Un circuit financier jugé trop coûteux
Aujourd’hui, les importateurs africains travaillant avec la Chine passent presque systématiquement par un double passage monétaire : conversion de la monnaie locale en dollar, puis du dollar en yuan. Ce schéma, largement répandu, alourdit les coûts de transaction et réduit les marges des opérateurs économiques.
Pour de nombreux commerçants basés à Lagos, Nairobi ou Lomé, cette structure constitue un frein opérationnel autant qu’un coût financier récurrent.
Vers des règlements directs en yuan
C’est précisément ce mécanisme que Ecobank entend remettre en cause. L’objectif est de permettre des règlements directs en yuan, sans passage préalable par le dollar, dans les échanges avec la Chine.
Selon les dirigeants du groupe, cette évolution répond à une réalité économique devenue centrale : la Chine est désormais le premier partenaire commercial de l’Afrique, avec des échanges bilatéraux estimés à 348 milliards de dollars en 2025, dont 225 milliards d’exportations chinoises vers le continent.
Une dynamique de dédollarisation en marche
Cette initiative s’inscrit dans une tendance plus large de diversification monétaire sur le continent africain. Plusieurs banques et États explorent des alternatives au dollar afin de réduire les coûts de change et fluidifier les transactions.
Des institutions financières ont déjà intégré des systèmes de paiement transfrontaliers alternatifs, tandis que des mécanismes régionaux comme le système panafricain de paiement PAPSS se développent progressivement pour faciliter les échanges intra-africains.
Une évolution dans un système encore dominé par le dollar
Cette transformation intervient dans un environnement financier mondial encore largement structuré par la domination du dollar, qui demeure la principale devise de référence dans les échanges internationaux.
Dans ce contexte, les initiatives de règlement en monnaies alternatives traduisent moins une rupture immédiate qu’une recomposition progressive des circuits financiers mondiaux.
Une recomposition concurrentielle des flux financiers
Au-delà de la Chine, la concurrence s’intensifie également sur le terrain des infrastructures financières en Afrique.
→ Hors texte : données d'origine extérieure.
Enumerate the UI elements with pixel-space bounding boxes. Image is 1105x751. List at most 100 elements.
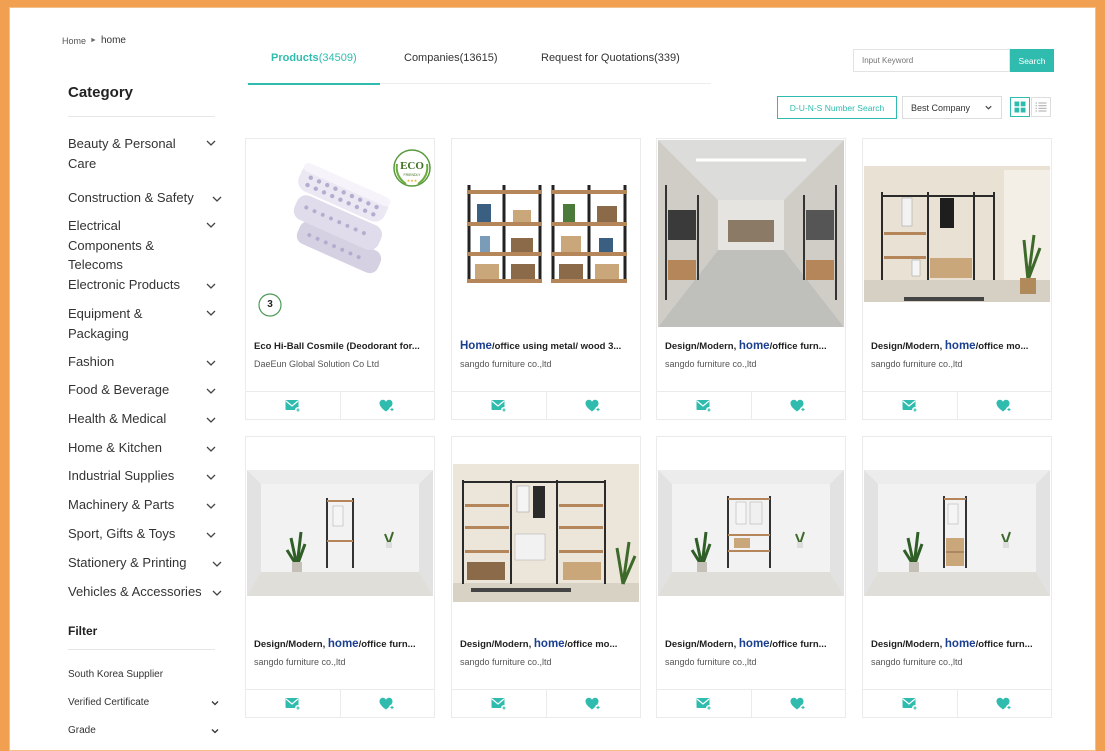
product-title[interactable]: Design/Modern, home/office furn... <box>871 638 1047 650</box>
sort-select[interactable]: Best Company <box>902 96 1002 119</box>
category-label: Equipment & Packaging <box>68 306 143 341</box>
company-name[interactable]: sangdo furniture co.,ltd <box>871 657 963 667</box>
product-title[interactable]: Home/office using metal/ wood 3... <box>460 340 636 352</box>
search-button[interactable]: Search <box>1010 49 1054 72</box>
product-title[interactable]: Design/Modern, home/office furn... <box>665 340 841 352</box>
product-card[interactable]: Design/Modern, home/office furn... sangd… <box>862 436 1052 718</box>
favorite-button[interactable] <box>750 392 846 419</box>
product-card[interactable]: Design/Modern, home/office mo... sangdo … <box>451 436 641 718</box>
inquiry-button[interactable] <box>452 392 546 419</box>
mail-plus-icon <box>902 697 918 711</box>
company-name[interactable]: DaeEun Global Solution Co Ltd <box>254 359 379 369</box>
title-pre: Design/Modern, <box>665 639 739 650</box>
card-actions <box>452 689 640 717</box>
filter-label: South Korea Supplier <box>68 669 164 680</box>
product-title[interactable]: Eco Hi-Ball Cosmile (Deodorant for... <box>254 340 430 352</box>
company-name[interactable]: sangdo furniture co.,ltd <box>665 657 757 667</box>
category-item[interactable]: Electronic Products <box>68 275 218 295</box>
chevron-down-icon <box>985 105 992 110</box>
category-label: Fashion <box>68 354 115 369</box>
inquiry-button[interactable] <box>452 690 546 717</box>
title-post: /office furn... <box>358 639 416 650</box>
heart-plus-icon <box>790 697 807 710</box>
filter-verified-certificate[interactable]: Verified Certificate <box>68 697 219 708</box>
tab-request-for-quotations[interactable]: Request for Quotations(339) <box>541 52 680 84</box>
product-card[interactable]: ECO FRIENDLY ★★★ 3 Eco Hi-Ball Cosmile (… <box>245 138 435 420</box>
category-label: Machinery & Parts <box>68 497 175 512</box>
tab-products-count: (34509) <box>318 52 357 64</box>
product-image <box>453 140 639 327</box>
title-pre: Design/Modern, <box>254 639 328 650</box>
inquiry-button[interactable] <box>657 392 751 419</box>
title-keyword: home <box>944 340 976 352</box>
inquiry-button[interactable] <box>246 392 340 419</box>
title-pre: Design/Modern, <box>460 639 534 650</box>
category-item[interactable]: Equipment & Packaging <box>68 304 218 343</box>
breadcrumb-home-link[interactable]: Home <box>62 36 86 46</box>
category-item[interactable]: Fashion <box>68 352 218 372</box>
company-name[interactable]: sangdo furniture co.,ltd <box>460 657 552 667</box>
category-item[interactable]: Industrial Supplies <box>68 466 218 486</box>
category-item[interactable]: Machinery & Parts <box>68 495 218 515</box>
breadcrumb-separator-icon: ► <box>90 37 97 44</box>
category-item[interactable]: Construction & Safety <box>68 188 222 208</box>
result-tabs: Products(34509) Companies(13615) Request… <box>246 52 711 85</box>
product-card[interactable]: Home/office using metal/ wood 3... sangd… <box>451 138 641 420</box>
product-title[interactable]: Design/Modern, home/office mo... <box>871 340 1047 352</box>
favorite-button[interactable] <box>956 392 1052 419</box>
inquiry-button[interactable] <box>863 392 957 419</box>
heart-plus-icon <box>790 399 807 412</box>
category-item[interactable]: Sport, Gifts & Toys <box>68 524 218 544</box>
category-item[interactable]: Vehicles & Accessories <box>68 582 222 602</box>
favorite-button[interactable] <box>339 392 435 419</box>
chevron-down-icon <box>206 283 216 289</box>
category-item[interactable]: Electrical Components & Telecoms <box>68 216 218 275</box>
product-image <box>453 438 639 625</box>
chevron-down-icon <box>212 196 222 202</box>
mail-plus-icon <box>285 697 301 711</box>
tab-products[interactable]: Products(34509) <box>248 52 380 85</box>
tab-products-label: Products <box>271 52 319 64</box>
product-image <box>658 140 844 327</box>
sort-selected-value: Best Company <box>911 102 971 113</box>
search-input[interactable] <box>853 49 1010 72</box>
heart-plus-icon <box>996 399 1013 412</box>
inquiry-button[interactable] <box>863 690 957 717</box>
tab-companies[interactable]: Companies(13615) <box>404 52 498 84</box>
category-item[interactable]: Home & Kitchen <box>68 438 218 458</box>
category-item[interactable]: Food & Beverage <box>68 380 218 400</box>
product-title[interactable]: Design/Modern, home/office furn... <box>665 638 841 650</box>
inquiry-button[interactable] <box>657 690 751 717</box>
filter-south-korea-supplier[interactable]: South Korea Supplier <box>68 669 218 680</box>
chevron-down-icon <box>206 360 216 366</box>
company-name[interactable]: sangdo furniture co.,ltd <box>254 657 346 667</box>
product-card[interactable]: Design/Modern, home/office furn... sangd… <box>245 436 435 718</box>
duns-search-button[interactable]: D-U-N-S Number Search <box>777 96 897 119</box>
category-item[interactable]: Health & Medical <box>68 409 218 429</box>
category-item[interactable]: Beauty & Personal Care <box>68 134 218 173</box>
list-view-button[interactable] <box>1031 97 1051 117</box>
favorite-button[interactable] <box>750 690 846 717</box>
favorite-button[interactable] <box>339 690 435 717</box>
card-actions <box>657 391 845 419</box>
grid-view-button[interactable] <box>1010 97 1030 117</box>
mail-plus-icon <box>285 399 301 413</box>
inquiry-button[interactable] <box>246 690 340 717</box>
product-title[interactable]: Design/Modern, home/office furn... <box>254 638 430 650</box>
favorite-button[interactable] <box>956 690 1052 717</box>
favorite-button[interactable] <box>545 690 641 717</box>
product-title[interactable]: Design/Modern, home/office mo... <box>460 638 636 650</box>
company-name[interactable]: sangdo furniture co.,ltd <box>665 359 757 369</box>
category-item[interactable]: Stationery & Printing <box>68 553 222 573</box>
eco-badge-subtext: FRIENDLY <box>403 173 421 177</box>
favorite-button[interactable] <box>545 392 641 419</box>
product-card[interactable]: Design/Modern, home/office furn... sangd… <box>656 436 846 718</box>
category-divider <box>68 116 215 117</box>
product-card[interactable]: Design/Modern, home/office mo... sangdo … <box>862 138 1052 420</box>
company-name[interactable]: sangdo furniture co.,ltd <box>460 359 552 369</box>
company-name[interactable]: sangdo furniture co.,ltd <box>871 359 963 369</box>
mail-plus-icon <box>491 697 507 711</box>
product-card[interactable]: Design/Modern, home/office furn... sangd… <box>656 138 846 420</box>
filter-grade[interactable]: Grade <box>68 725 219 736</box>
title-keyword: Home <box>460 340 492 352</box>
Plusieurs acteurs cherchent à renforcer leur présence à travers des accords de financement, des partenariats bancaires et des mécanismes de swap de devises.
L’Afrique apparaît ainsi comme un espace de compétition monétaire croissante, où se redessinent progressivement les équilibres entre grandes puissances économiques.
Un basculement encore progressif
Si l’initiative portée par Ecobank marque une étape symbolique, elle ne constitue pas encore une rupture systémique. Le dollar conserve une place centrale dans les échanges mondiaux, et les infrastructures financières africaines restent en transition.
Mais la tendance est claire : les acteurs économiques du continent cherchent à réduire les frictions, raccourcir les circuits de paiement et adapter les outils financiers à la réalité de leurs échanges internationaux.